Staying updated: Package managers, such as Synaptic, manage multiple incoming packages and feature a package search utility. In addition, Synaptic and other package managers, use as their source multiple and mixed repositories such as ftp or http sites, as well as network and local file systems. With a bug patch, the package manager can keep a system updated against the latest bugs and glitches. Modern package management software is capable of system-wide comprehensive upgrades to correct system bugs all in one fell swoop or get up to date.

Protocol encryption for P2P: A huge portion of internet traffic is P2P, or peer to peer and the Internet Service Providers have only two options to deal with the enormous workload. They can increase their service capacity, the expensive option, or, they used specialized system so they can throttle individual users’ BitTorrent traffic, essentially slowing the user interface to a crawl and preventing the P2P connection. Protocol Encryption works to cloak the P2P traffic and reduce the risk of the Service Provider throttling the BitTorrent traffic.

Have a serious password: Hacker attacks of passwords are surprisingly fast-acting. For instance, a four digit password can be cracked almost instantly by even the simplest class of password attack. A good, serious password includes numbers, common symbols, and letter, both upper and lower case. This way, a hacker must go through the maximum number of permutations to crack the password.
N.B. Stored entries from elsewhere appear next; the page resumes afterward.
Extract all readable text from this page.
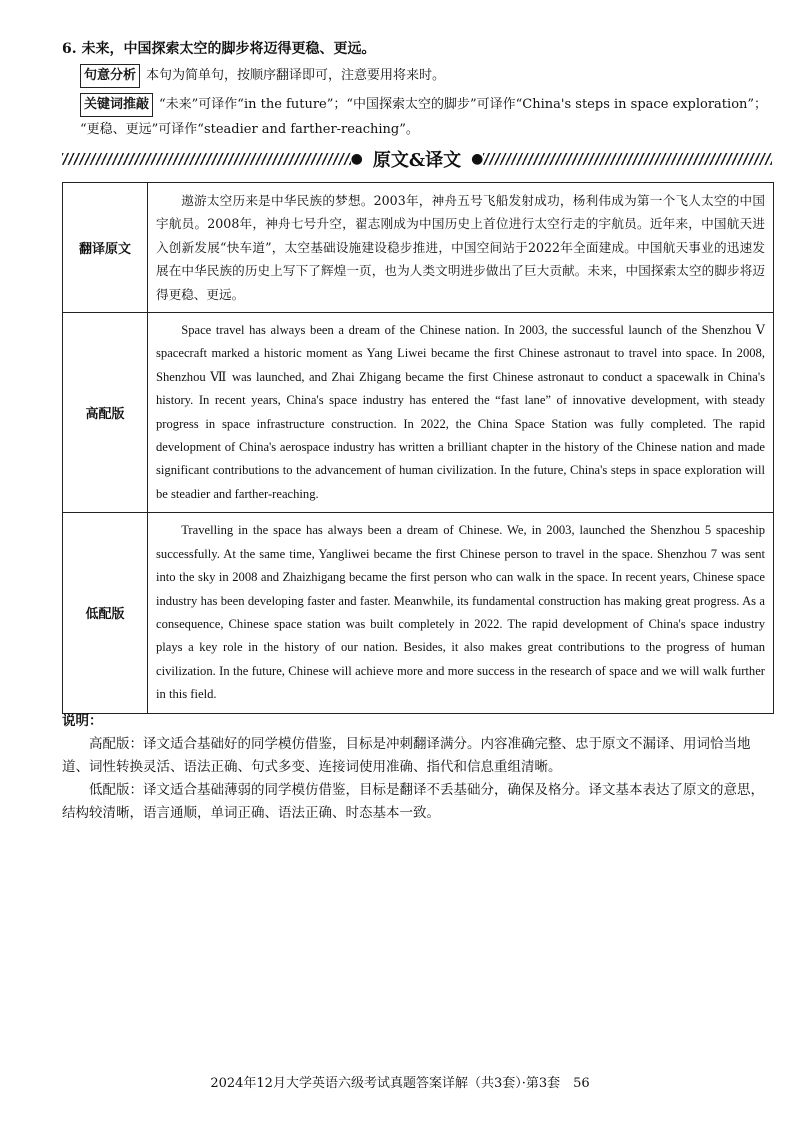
6. 未来，中国探索太空的脚步将迈得更稳、更远。
句意分析 本句为简单句，按顺序翻译即可，注意要用将来时。
关键词推敲 “未来”可译作“in the future”；“中国探索太空的脚步”可译作“China's steps in space exploration”；
“更稳、更远”可译作“steadier and farther-reaching”。
● 原文&译文 ●
翻译原文	遨游太空历来是中华民族的梦想。2003年，神舟五号飞船发射成功，杨利伟成为第一个飞人太空的中国宇航员。2008年，神舟七号升空，翟志刚成为中国历史上首位进行太空行走的宇航员。近年来，中国航天进入创新发展“快车道”，太空基础设施建设稳步推进，中国空间站于2022年全面建成。中国航天事业的迅速发展在中华民族的历史上写下了辉煌一页，也为人类文明进步做出了巨大贡献。未来，中国探索太空的脚步将迈得更稳、更远。
高配版	Space travel has always been a dream of the Chinese nation. In 2003, the successful launch of the Shenzhou Ⅴ spacecraft marked a historic moment as Yang Liwei became the first Chinese astronaut to travel into space. In 2008, Shenzhou Ⅶ was launched, and Zhai Zhigang became the first Chinese astronaut to conduct a spacewalk in China's history. In recent years, China's space industry has entered the “fast lane” of innovative development, with steady progress in space infrastructure construction. In 2022, the China Space Station was fully completed. The rapid development of China's aerospace industry has written a brilliant chapter in the history of the Chinese nation and made significant contributions to the advancement of human civilization. In the future, China's steps in space exploration will be steadier and farther-reaching.
低配版	Travelling in the space has always been a dream of Chinese. We, in 2003, launched the Shenzhou 5 spaceship successfully. At the same time, Yangliwei became the first Chinese person to travel in the space. Shenzhou 7 was sent into the sky in 2008 and Zhaizhigang became the first person who can walk in the space. In recent years, Chinese space industry has been developing faster and faster. Meanwhile, its fundamental construction has making great progress. As a consequence, Chinese space station was built completely in 2022. The rapid development of China's space industry plays a key role in the history of our nation. Besides, it also makes great contributions to the progress of human civilization. In the future, Chinese will achieve more and more success in the research of space and we will walk further in this field.
说明：

高配版：译文适合基础好的同学模仿借鉴，目标是冲刺翻译满分。内容准确完整、忠于原文不漏译、用词恰当地道、词性转换灵活、语法正确、句式多变、连接词使用准确、指代和信息重组清晰。

低配版：译文适合基础薄弱的同学模仿借鉴，目标是翻译不丢基础分，确保及格分。译文基本表达了原文的意思，结构较清晰，语言通顺，单词正确、语法正确、时态基本一致。

2024年12月大学英语六级考试真题答案详解（共3套）·第3套　56
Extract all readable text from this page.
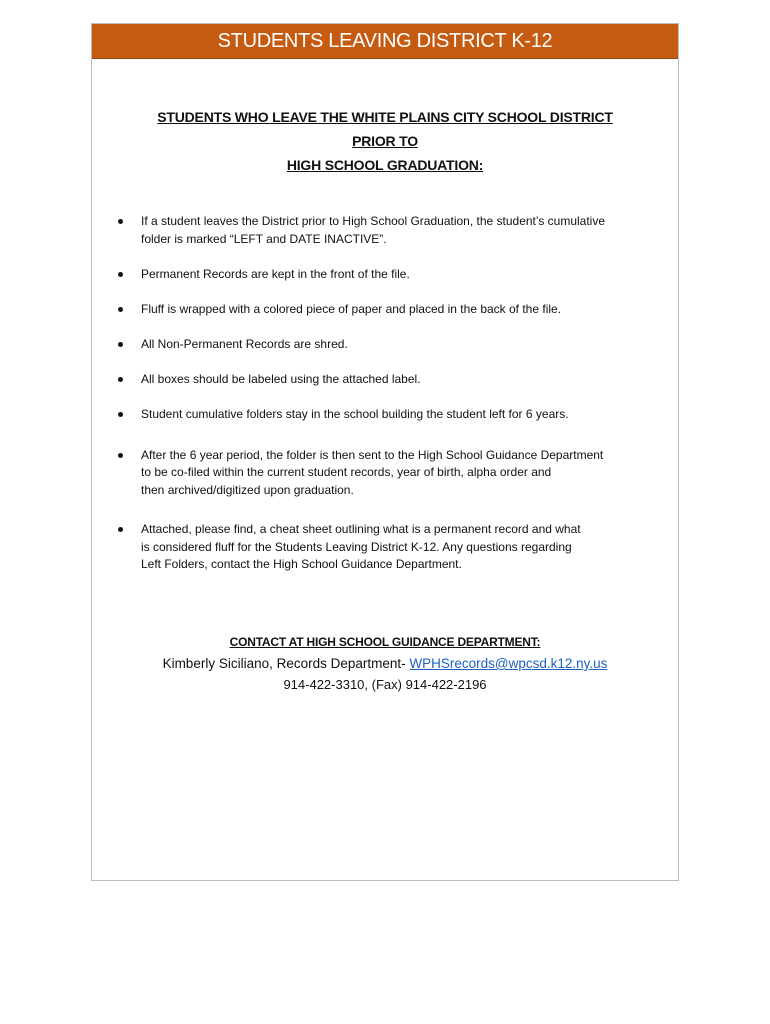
STUDENTS LEAVING DISTRICT K-12
STUDENTS WHO LEAVE THE WHITE PLAINS CITY SCHOOL DISTRICT
PRIOR TO
HIGH SCHOOL GRADUATION:
If a student leaves the District prior to High School Graduation, the student’s cumulative
folder is marked “LEFT and DATE INACTIVE”.
Permanent Records are kept in the front of the file.
Fluff is wrapped with a colored piece of paper and placed in the back of the file.
All Non-Permanent Records are shred.
All boxes should be labeled using the attached label.
Student cumulative folders stay in the school building the student left for 6 years.
After the 6 year period, the folder is then sent to the High School Guidance Department
to be co-filed within the current student records, year of birth, alpha order and
then archived/digitized upon graduation.
Attached, please find, a cheat sheet outlining what is a permanent record and what
is considered fluff for the Students Leaving District K-12. Any questions regarding
Left Folders, contact the High School Guidance Department.
CONTACT AT HIGH SCHOOL GUIDANCE DEPARTMENT:
Kimberly Siciliano, Records Department- WPHSrecords@wpcsd.k12.ny.us
914-422-3310, (Fax) 914-422-2196
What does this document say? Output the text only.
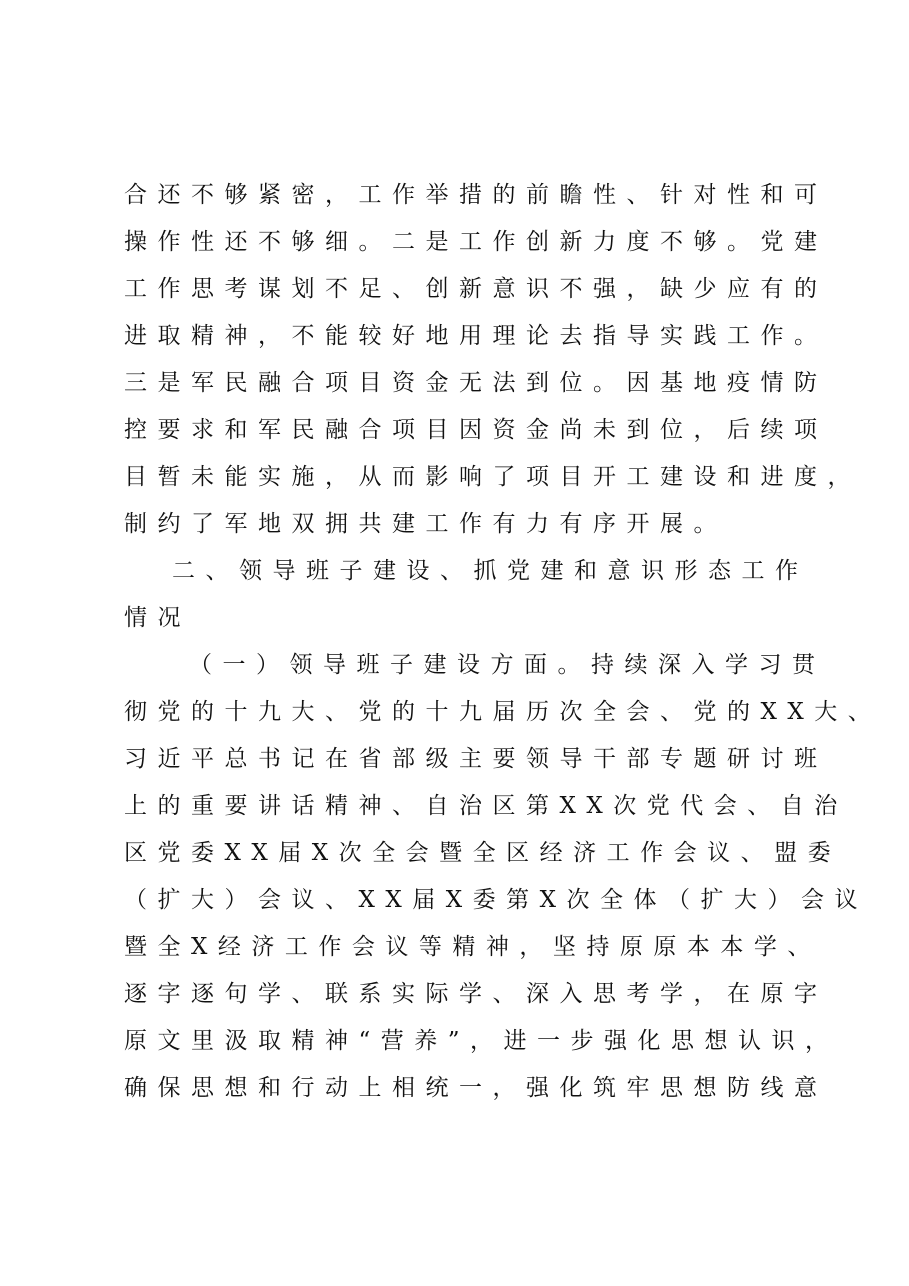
合还不够紧密，工作举措的前瞻性、针对性和可
操作性还不够细。二是工作创新力度不够。党建
工作思考谋划不足、创新意识不强，缺少应有的
进取精神，不能较好地用理论去指导实践工作。
三是军民融合项目资金无法到位。因基地疫情防
控要求和军民融合项目因资金尚未到位，后续项
目暂未能实施，从而影响了项目开工建设和进度，
制约了军地双拥共建工作有力有序开展。
二、领导班子建设、抓党建和意识形态工作
情况
（一）领导班子建设方面。持续深入学习贯
彻党的十九大、党的十九届历次全会、党的XX大、
习近平总书记在省部级主要领导干部专题研讨班
上的重要讲话精神、自治区第XX次党代会、自治
区党委XX届X次全会暨全区经济工作会议、盟委
（扩大）会议、XX届X委第X次全体（扩大）会议
暨全X经济工作会议等精神，坚持原原本本学、
逐字逐句学、联系实际学、深入思考学，在原字
原文里汲取精神“营养”，进一步强化思想认识，
确保思想和行动上相统一，强化筑牢思想防线意
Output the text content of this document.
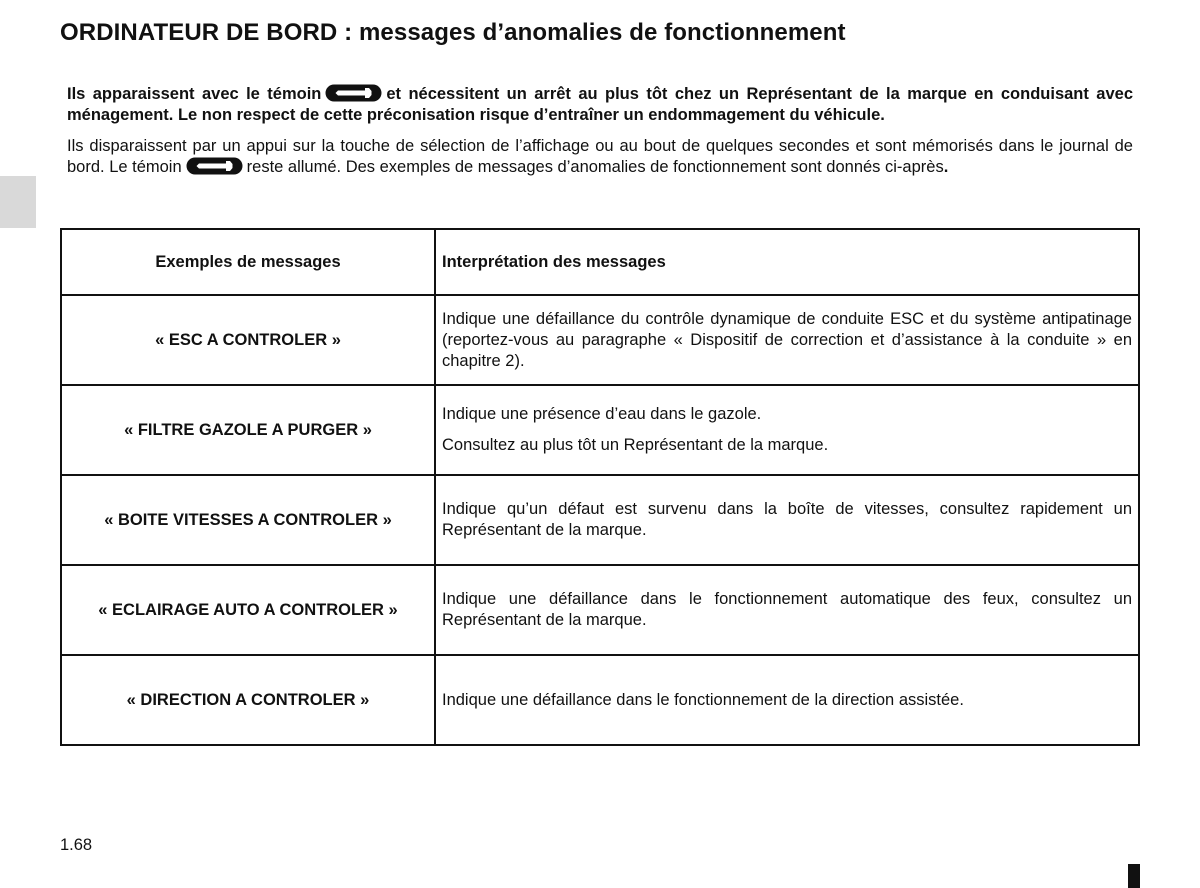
ORDINATEUR DE BORD : messages d’anomalies de fonctionnement

Ils apparaissent avec le témoin	et nécessitent un arrêt au plus tôt chez un Représentant de la marque en conduisant avec ménagement. Le non respect de cette préconisation risque d’entraîner un endommagement du véhicule.

Ils disparaissent par un appui sur la touche de sélection de l’affichage ou au bout de quelques secondes et sont mémorisés dans le journal de bord. Le témoin	reste allumé. Des exemples de messages d’anomalies de fonctionnement sont donnés ci-après.

Exemples de messages	Interprétation des messages
« ESC A CONTROLER »	Indique une défaillance du contrôle dynamique de conduite ESC et du système antipatinage (reportez-vous au paragraphe « Dispositif de correction et d’assistance à la conduite » en chapitre 2).

« FILTRE GAZOLE A PURGER »	Indique une présence d’eau dans le gazole.
Consultez au plus tôt un Représentant de la marque.

« BOITE VITESSES A CONTROLER »	Indique qu’un défaut est survenu dans la boîte de vitesses, consultez rapidement un Représentant de la marque.

« ECLAIRAGE AUTO A CONTROLER »	Indique une défaillance dans le fonctionnement automatique des feux, consultez un Représentant de la marque.

« DIRECTION A CONTROLER »	Indique une défaillance dans le fonctionnement de la direction assistée.
1.68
If all the aforementioned elements are involved in a password, it can take until the end of time for a even a very advanced and sophisticated password attack to succeed.

Use Linux: Linux is an open source code based operating system and is an alternative to Microsoft’s Windows. It differs from Windows in that the source code is open and therefore constantly updated and improved with the users interests in mind and without any central control or profit driven motivations. Linux Security Modules, or LSMs, allow Linux systems to use multiple security modules and implement a mandatory access control module. This results in hooks or up calls when any sensitive system is accessed controls access on a user level.